Protest im Augsburger Land soll sich  jetzt auszahlen

Europaweit protestieren Jugendliche gegen die Folgen der internationalen Klimapolitik. Im Augsburger Land können junge Menschen damit nun sogar Geld verdiene.
Bild: Lennart Stock, dpa

Der Landkreis Augsburg will von Jugendlichen wissen: Wofür lohnt es sich, zu kämpfen? Nun kann man mit Protest sogar Geld verdienen.

Europaweit protestieren Jugendliche gegen die Folgen der internationalen Klimapolitik und viele Erwachsenen sehen’s mit Wohlgefallen und klatschen Beifall für den Mut zum Protest. Im Augsburger Land können junge Menschen damit nun sogar Geld verdienen – eine künstlerische Ader vorausgesetzt.

Denn der 9. Jugendkulturpreis des Landkreises steht unter dem Motto „Protest - für was lohnt es sich zu kämpfen?“. „Wir sind schon sehr gespannt, welche Ideen die Jugendlichen im Landkreis zu diesem Thema haben und freuen uns auf viele kreative Einreichungen“, so Landrat Martin Sailer. Der Fantasie sind dabei keine Grenzen gesetzt. Egal ob Foto-, Video- oder Musikprojekt, Theater, Tanz oder Modekollektion - alles ist erlaubt.

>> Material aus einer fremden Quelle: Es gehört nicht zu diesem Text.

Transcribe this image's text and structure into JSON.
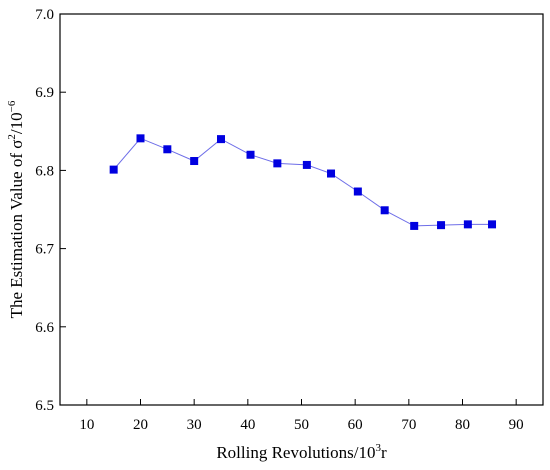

Mindestens zwei Drittel der Teilnehmer müssen im Landkreis Augsburg gemeldet sein

Teilnehmen können im Wettbewerbszeitraum zwischen 1. Oktober 2019 und 31. März 2020 alle Jugendlichen und jungen Erwachsenen im Alter zwischen zwölf und 26 Jahren, die ihren Hauptwohnsitz im Landkreis Augsburg haben. Bei Gruppen müssen mindestens zwei Drittel der Teilnehmer im Landkreis Augsburg gemeldet sein. Das Anmeldeformular findet man auf der Homepage des Landkreises Augsburg unter www.landkreis-augsburg.de/jugendkulturpreis.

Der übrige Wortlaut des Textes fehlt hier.